A Crimson colleague and friend, Charles M. Giker ’56, remembers Rosenthal’s dedication to the paper.

“He was a very thoughtful person and he has been a very thoughtful person in life,” says Giker, the former Business Manager. “He was probably as active as anyone could be.”

Rosenthal, a history concentrator, says he mostly concentrated in The Crimson.

“It wasn’t until really the middle of my junior year that I finally grew up to know what I was missing, and began taking classes seriously, and began doing well,” Rosenthal says.

Rosenthal was too busy uncovering political threats to academia to take advantage of his classes: he was the editor of a special section dedicated to exposing intellectual persecution during McCarthyism.

“We liked to think then that by assembling these stories we were able to contribute to the ultimate sense of outrage that ended the witch hunts,” Rosenthal says. “I know that many of us were drawn to journalism for the thrill of public service in taking on demagogues in a time when a shadow had come over the country.”

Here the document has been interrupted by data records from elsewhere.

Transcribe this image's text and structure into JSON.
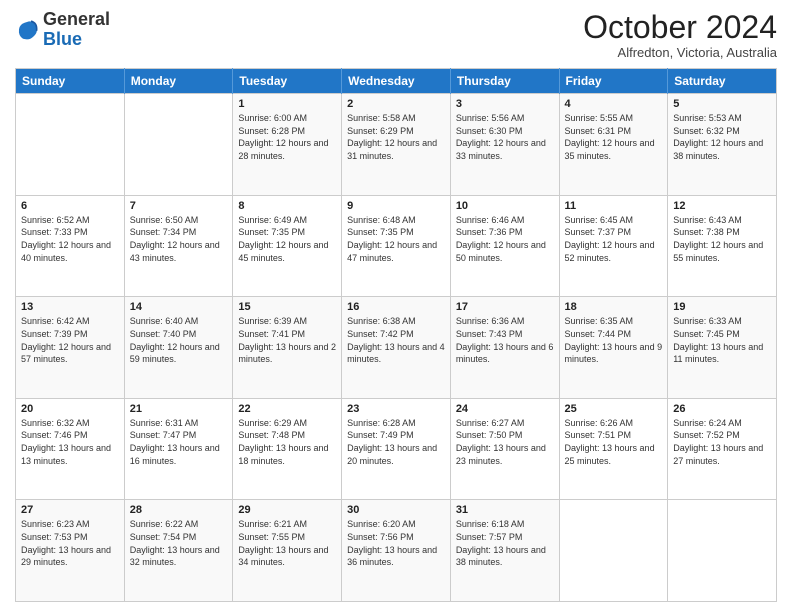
{
  "header": {
    "logo_general": "General",
    "logo_blue": "Blue",
    "month": "October 2024",
    "location": "Alfredton, Victoria, Australia"
  },
  "weekdays": [
    "Sunday",
    "Monday",
    "Tuesday",
    "Wednesday",
    "Thursday",
    "Friday",
    "Saturday"
  ],
  "weeks": [
    [
      {
        "day": "",
        "sunrise": "",
        "sunset": "",
        "daylight": ""
      },
      {
        "day": "",
        "sunrise": "",
        "sunset": "",
        "daylight": ""
      },
      {
        "day": "1",
        "sunrise": "Sunrise: 6:00 AM",
        "sunset": "Sunset: 6:28 PM",
        "daylight": "Daylight: 12 hours and 28 minutes."
      },
      {
        "day": "2",
        "sunrise": "Sunrise: 5:58 AM",
        "sunset": "Sunset: 6:29 PM",
        "daylight": "Daylight: 12 hours and 31 minutes."
      },
      {
        "day": "3",
        "sunrise": "Sunrise: 5:56 AM",
        "sunset": "Sunset: 6:30 PM",
        "daylight": "Daylight: 12 hours and 33 minutes."
      },
      {
        "day": "4",
        "sunrise": "Sunrise: 5:55 AM",
        "sunset": "Sunset: 6:31 PM",
        "daylight": "Daylight: 12 hours and 35 minutes."
      },
      {
        "day": "5",
        "sunrise": "Sunrise: 5:53 AM",
        "sunset": "Sunset: 6:32 PM",
        "daylight": "Daylight: 12 hours and 38 minutes."
      }
    ],
    [
      {
        "day": "6",
        "sunrise": "Sunrise: 6:52 AM",
        "sunset": "Sunset: 7:33 PM",
        "daylight": "Daylight: 12 hours and 40 minutes."
      },
      {
        "day": "7",
        "sunrise": "Sunrise: 6:50 AM",
        "sunset": "Sunset: 7:34 PM",
        "daylight": "Daylight: 12 hours and 43 minutes."
      },
      {
        "day": "8",
        "sunrise": "Sunrise: 6:49 AM",
        "sunset": "Sunset: 7:35 PM",
        "daylight": "Daylight: 12 hours and 45 minutes."
      },
      {
        "day": "9",
        "sunrise": "Sunrise: 6:48 AM",
        "sunset": "Sunset: 7:35 PM",
        "daylight": "Daylight: 12 hours and 47 minutes."
      },
      {
        "day": "10",
        "sunrise": "Sunrise: 6:46 AM",
        "sunset": "Sunset: 7:36 PM",
        "daylight": "Daylight: 12 hours and 50 minutes."
      },
      {
        "day": "11",
        "sunrise": "Sunrise: 6:45 AM",
        "sunset": "Sunset: 7:37 PM",
        "daylight": "Daylight: 12 hours and 52 minutes."
      },
      {
        "day": "12",
        "sunrise": "Sunrise: 6:43 AM",
        "sunset": "Sunset: 7:38 PM",
        "daylight": "Daylight: 12 hours and 55 minutes."
      }
    ],
    [
      {
        "day": "13",
        "sunrise": "Sunrise: 6:42 AM",
        "sunset": "Sunset: 7:39 PM",
        "daylight": "Daylight: 12 hours and 57 minutes."
      },
      {
        "day": "14",
        "sunrise": "Sunrise: 6:40 AM",
        "sunset": "Sunset: 7:40 PM",
        "daylight": "Daylight: 12 hours and 59 minutes."
      },
      {
        "day": "15",
        "sunrise": "Sunrise: 6:39 AM",
        "sunset": "Sunset: 7:41 PM",
        "daylight": "Daylight: 13 hours and 2 minutes."
      },
      {
        "day": "16",
        "sunrise": "Sunrise: 6:38 AM",
        "sunset": "Sunset: 7:42 PM",
        "daylight": "Daylight: 13 hours and 4 minutes."
      },
      {
        "day": "17",
        "sunrise": "Sunrise: 6:36 AM",
        "sunset": "Sunset: 7:43 PM",
        "daylight": "Daylight: 13 hours and 6 minutes."
      },
      {
        "day": "18",
        "sunrise": "Sunrise: 6:35 AM",
        "sunset": "Sunset: 7:44 PM",
        "daylight": "Daylight: 13 hours and 9 minutes."
      },
      {
        "day": "19",
        "sunrise": "Sunrise: 6:33 AM",
        "sunset": "Sunset: 7:45 PM",
        "daylight": "Daylight: 13 hours and 11 minutes."
      }
    ],
    [
      {
        "day": "20",
        "sunrise": "Sunrise: 6:32 AM",
        "sunset": "Sunset: 7:46 PM",
        "daylight": "Daylight: 13 hours and 13 minutes."
      },
      {
        "day": "21",
        "sunrise": "Sunrise: 6:31 AM",
        "sunset": "Sunset: 7:47 PM",
        "daylight": "Daylight: 13 hours and 16 minutes."
      },
      {
        "day": "22",
        "sunrise": "Sunrise: 6:29 AM",
        "sunset": "Sunset: 7:48 PM",
        "daylight": "Daylight: 13 hours and 18 minutes."
      },
      {
        "day": "23",
        "sunrise": "Sunrise: 6:28 AM",
        "sunset": "Sunset: 7:49 PM",
        "daylight": "Daylight: 13 hours and 20 minutes."
      },
      {
        "day": "24",
        "sunrise": "Sunrise: 6:27 AM",
        "sunset": "Sunset: 7:50 PM",
        "daylight": "Daylight: 13 hours and 23 minutes."
      },
      {
        "day": "25",
        "sunrise": "Sunrise: 6:26 AM",
        "sunset": "Sunset: 7:51 PM",
        "daylight": "Daylight: 13 hours and 25 minutes."
      },
      {
        "day": "26",
        "sunrise": "Sunrise: 6:24 AM",
        "sunset": "Sunset: 7:52 PM",
        "daylight": "Daylight: 13 hours and 27 minutes."
      }
    ],
    [
      {
        "day": "27",
        "sunrise": "Sunrise: 6:23 AM",
        "sunset": "Sunset: 7:53 PM",
        "daylight": "Daylight: 13 hours and 29 minutes."
      },
      {
        "day": "28",
        "sunrise": "Sunrise: 6:22 AM",
        "sunset": "Sunset: 7:54 PM",
        "daylight": "Daylight: 13 hours and 32 minutes."
      },
      {
        "day": "29",
        "sunrise": "Sunrise: 6:21 AM",
        "sunset": "Sunset: 7:55 PM",
        "daylight": "Daylight: 13 hours and 34 minutes."
      },
      {
        "day": "30",
        "sunrise": "Sunrise: 6:20 AM",
        "sunset": "Sunset: 7:56 PM",
        "daylight": "Daylight: 13 hours and 36 minutes."
      },
      {
        "day": "31",
        "sunrise": "Sunrise: 6:18 AM",
        "sunset": "Sunset: 7:57 PM",
        "daylight": "Daylight: 13 hours and 38 minutes."
      },
      {
        "day": "",
        "sunrise": "",
        "sunset": "",
        "daylight": ""
      },
      {
        "day": "",
        "sunrise": "",
        "sunset": "",
        "daylight": ""
      }
    ]
  ]
}
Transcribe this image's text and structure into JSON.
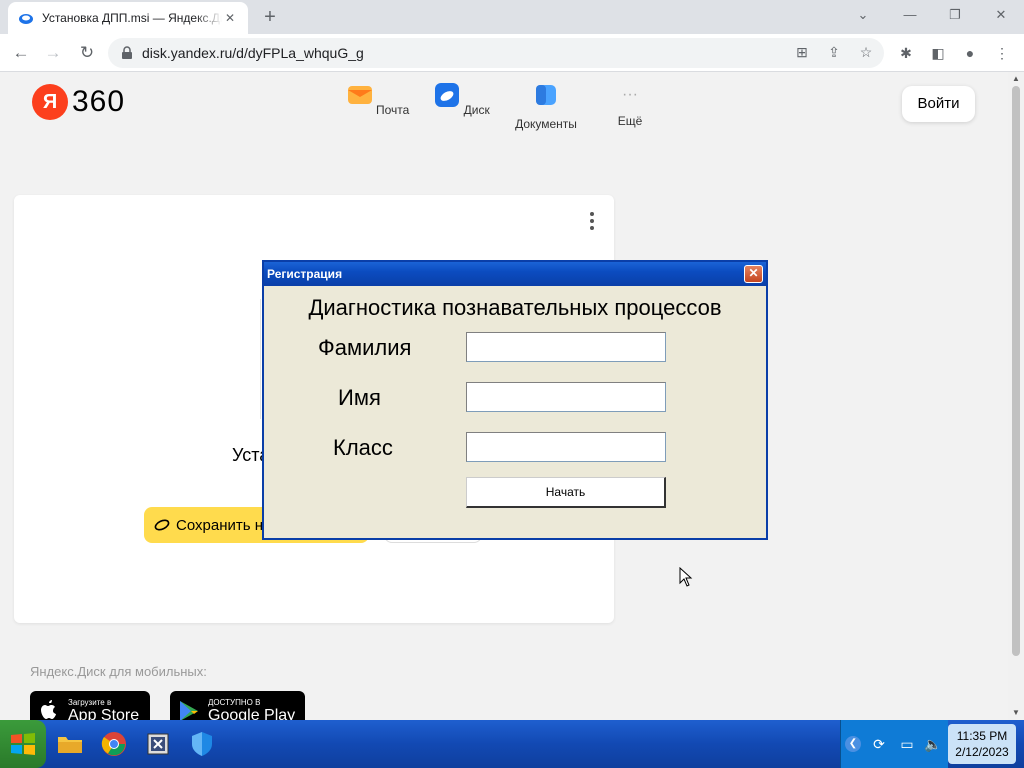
{
  "browser": {
    "tab_title": "Установка ДПП.msi — Яндекс.Диск",
    "tab_close": "✕",
    "new_tab": "+",
    "url": "disk.yandex.ru/d/dyFPLa_whquG_g"
  },
  "site": {
    "logo_letter": "Я",
    "logo_number": "360",
    "services": [
      {
        "label": "Почта",
        "color": "#ffb23f"
      },
      {
        "label": "Диск",
        "color": "#1e73e8"
      },
      {
        "label": "Документы",
        "color": "#4aa3ff"
      },
      {
        "label": "Ещё",
        "color": "#cccccc"
      }
    ],
    "more_dots": "···",
    "login": "Войти",
    "file_name_partial": "Уста",
    "save_button": "Сохранить на Яндекс Диск",
    "mobile_label": "Яндекс.Диск для мобильных:",
    "appstore_small": "Загрузите в",
    "appstore_big": "App Store",
    "googleplay_small": "ДОСТУПНО В",
    "googleplay_big": "Google Play"
  },
  "dialog": {
    "title": "Регистрация",
    "close": "✕",
    "heading": "Диагностика познавательных процессов",
    "field_surname_label": "Фамилия",
    "field_surname_value": "",
    "field_name_label": "Имя",
    "field_name_value": "",
    "field_class_label": "Класс",
    "field_class_value": "",
    "start_button": "Начать"
  },
  "taskbar": {
    "time": "11:35 PM",
    "date": "2/12/2023"
  }
}
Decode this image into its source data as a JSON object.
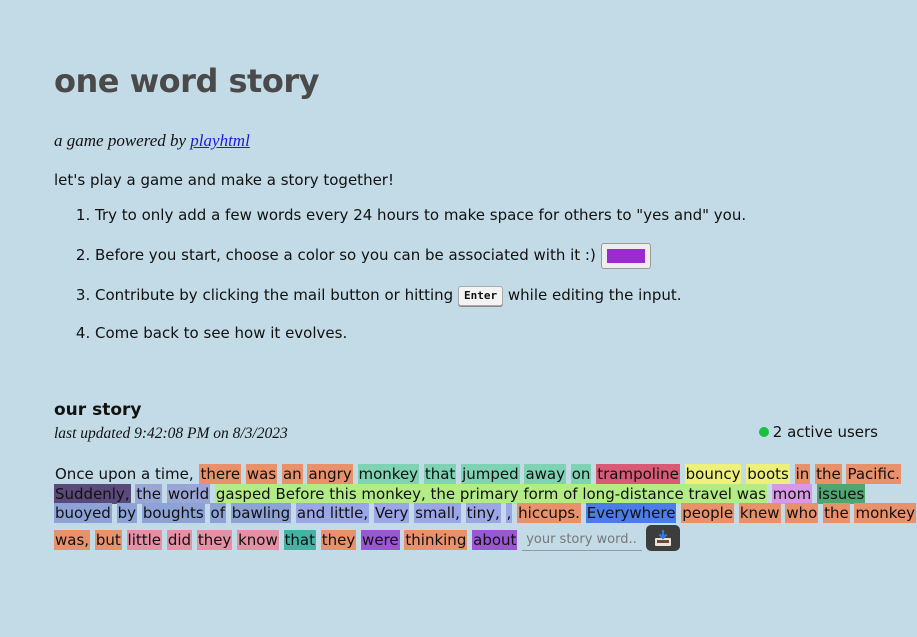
{
  "title": "one word story",
  "subtitle_prefix": "a game powered by ",
  "subtitle_link": "playhtml",
  "intro": "let's play a game and make a story together!",
  "rules": {
    "r1": "Try to only add a few words every 24 hours to make space for others to \"yes and\" you.",
    "r2": "Before you start, choose a color so you can be associated with it :)",
    "r3_before": "Contribute by clicking the mail button or hitting",
    "r3_key": "Enter",
    "r3_after": "while editing the input.",
    "r4": "Come back to see how it evolves."
  },
  "color_swatch": "#9b2bd0",
  "story_heading": "our story",
  "last_updated": "last updated 9:42:08 PM on 8/3/2023",
  "active_users": "2 active users",
  "story_input_placeholder": "your story word...",
  "icons": {
    "send": "mail-send-icon",
    "active": "green-dot-icon"
  },
  "story_lines": [
    [
      {
        "t": "Once upon a time,",
        "c": ""
      },
      {
        "t": "there",
        "c": "#e8916b"
      },
      {
        "t": "was",
        "c": "#e8916b"
      },
      {
        "t": "an",
        "c": "#e8916b"
      },
      {
        "t": "angry",
        "c": "#e8916b"
      },
      {
        "t": "monkey",
        "c": "#7fd3b4"
      },
      {
        "t": "that",
        "c": "#7fd3b4"
      },
      {
        "t": "jumped",
        "c": "#7fd3b4"
      },
      {
        "t": "away",
        "c": "#7fd3b4"
      },
      {
        "t": "on",
        "c": "#7fd3b4"
      },
      {
        "t": "trampoline",
        "c": "#d95a76"
      },
      {
        "t": "bouncy",
        "c": "#eef07c"
      },
      {
        "t": "boots",
        "c": "#eef07c"
      },
      {
        "t": "in",
        "c": "#e8916b"
      },
      {
        "t": "the",
        "c": "#e8916b"
      },
      {
        "t": "Pacific.",
        "c": "#e8916b"
      }
    ],
    [
      {
        "t": "Suddenly,",
        "c": "#5a4a7a"
      },
      {
        "t": "the",
        "c": "#9aa6d6"
      },
      {
        "t": "world",
        "c": "#9aa6d6"
      },
      {
        "t": "gasped Before this monkey, the primary form of long-distance travel was",
        "c": "#b3ec84"
      },
      {
        "t": "mom",
        "c": "#d898e8"
      },
      {
        "t": "issues",
        "c": "#4fa672"
      }
    ],
    [
      {
        "t": "buoyed",
        "c": "#8da2d6"
      },
      {
        "t": "by",
        "c": "#8da2d6"
      },
      {
        "t": "boughts",
        "c": "#8da2d6"
      },
      {
        "t": "of",
        "c": "#8da2d6"
      },
      {
        "t": "bawling",
        "c": "#8da2d6"
      },
      {
        "t": "and little,",
        "c": "#9aa6e6"
      },
      {
        "t": "Very",
        "c": "#9aa6e6"
      },
      {
        "t": "small,",
        "c": "#9aa6e6"
      },
      {
        "t": "tiny,",
        "c": "#9aa6e6"
      },
      {
        "t": ",",
        "c": "#9aa6e6"
      },
      {
        "t": "hiccups.",
        "c": "#e8916b"
      },
      {
        "t": "Everywhere",
        "c": "#4b7ce8"
      },
      {
        "t": "people",
        "c": "#e8916b"
      },
      {
        "t": "knew",
        "c": "#e8916b"
      },
      {
        "t": "who",
        "c": "#e8916b"
      },
      {
        "t": "the",
        "c": "#e8916b"
      },
      {
        "t": "monkey",
        "c": "#e8916b"
      }
    ],
    [
      {
        "t": "was,",
        "c": "#e8916b"
      },
      {
        "t": "but",
        "c": "#e8916b"
      },
      {
        "t": "little",
        "c": "#e590a4"
      },
      {
        "t": "did",
        "c": "#e590a4"
      },
      {
        "t": "they",
        "c": "#e590a4"
      },
      {
        "t": "know",
        "c": "#e590a4"
      },
      {
        "t": "that",
        "c": "#43b3a4"
      },
      {
        "t": "they",
        "c": "#e8916b"
      },
      {
        "t": "were",
        "c": "#9b55d6"
      },
      {
        "t": "thinking",
        "c": "#e8916b"
      },
      {
        "t": "about",
        "c": "#9b55d6"
      }
    ]
  ]
}
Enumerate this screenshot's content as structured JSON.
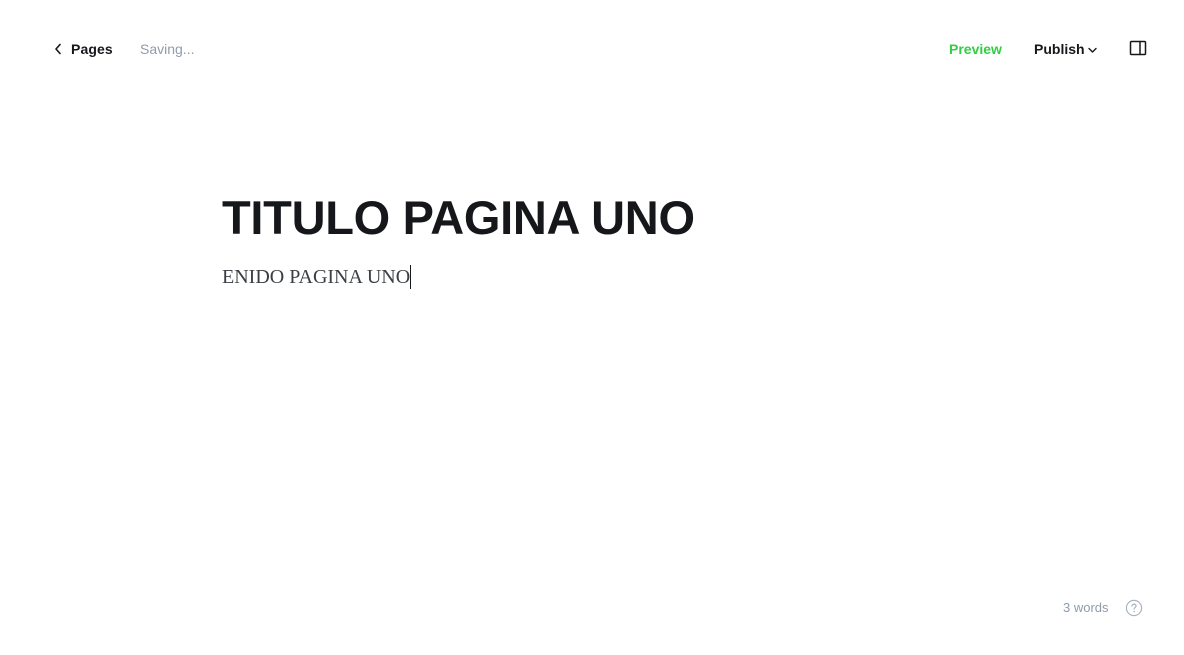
{
  "header": {
    "back_label": "Pages",
    "status_text": "Saving...",
    "preview_label": "Preview",
    "publish_label": "Publish",
    "icons": {
      "back": "chevron-left-icon",
      "publish_dropdown": "chevron-down-icon",
      "sidebar_toggle": "sidebar-panel-icon"
    }
  },
  "editor": {
    "title": "TITULO PAGINA UNO",
    "body": "ENIDO PAGINA UNO"
  },
  "footer": {
    "word_count": "3 words",
    "help_icon": "question-circle-icon"
  },
  "colors": {
    "accent": "#30cf43",
    "text": "#15171a",
    "muted": "#8e9cac"
  }
}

This dedication to public service is evident in Rosenthal’s career. After a stint at The Oregonian as a news and sports reporter, he became a speechwriter and special assistant to Robert F. Kennedy in 1961, and then later a press officer for the State Department. He returned to Harvard in 1967 as a Kennedy Fellow at the Institute of Politics.

“If you’d once left journalism and gone to the other side it was really hard to regain your journalistic virginity,” Rosenthal says. “So my strategy for doing that was to get the fellowship at Harvard and to study something that didn’t have anything to do with the government.”

He studied urban affairs, focusing on data that showed a larger proportion of the population was living and working in the suburbs.

In 1969, he became the urban affairs correspondent at The New York Times, where he won a Pulitzer Prize for editorial writing in 1982, among other distinctions.

While at The Times’ Washington Bureau, Rosenthal bet a colleague that he could get a story on the front page every day for a week. He called the first few stories “no sweat,” but as the week wore on, Rosenthal found himself in a bind.

“Friday facing the Saturday paper I was absolutely wiped out when just at lunchtime I got a call from someone I had known slightly who was on the Board of Overseers and he says, ‘We’ve just chosen Derek Bok to be the president, but I can’t tell you you’ve got to find it out for yourself,’” Rosenthal recalls. “I sure don’t want to do that again.”

In 1993, he became editor of The New York Times Magazine where he presided over many initiatives, including the international competition to create The Times Capsule, a sculpture displayed at the American Museum of Natural History.

As the president of The New York Times Company Foundation, a philanthropic organization, Rosenthal has recently turned his eye to what he calls “Topic A” for New York City—immigration. Rosenthal, who was born in Tel Aviv, says that being an immigrant was the “overriding factor” of his own life. He has spearheaded a program focused on adult English education in New York City, which will be up and running this fall.

“It’s not journalism but it sure is fun,” Rosenthal says.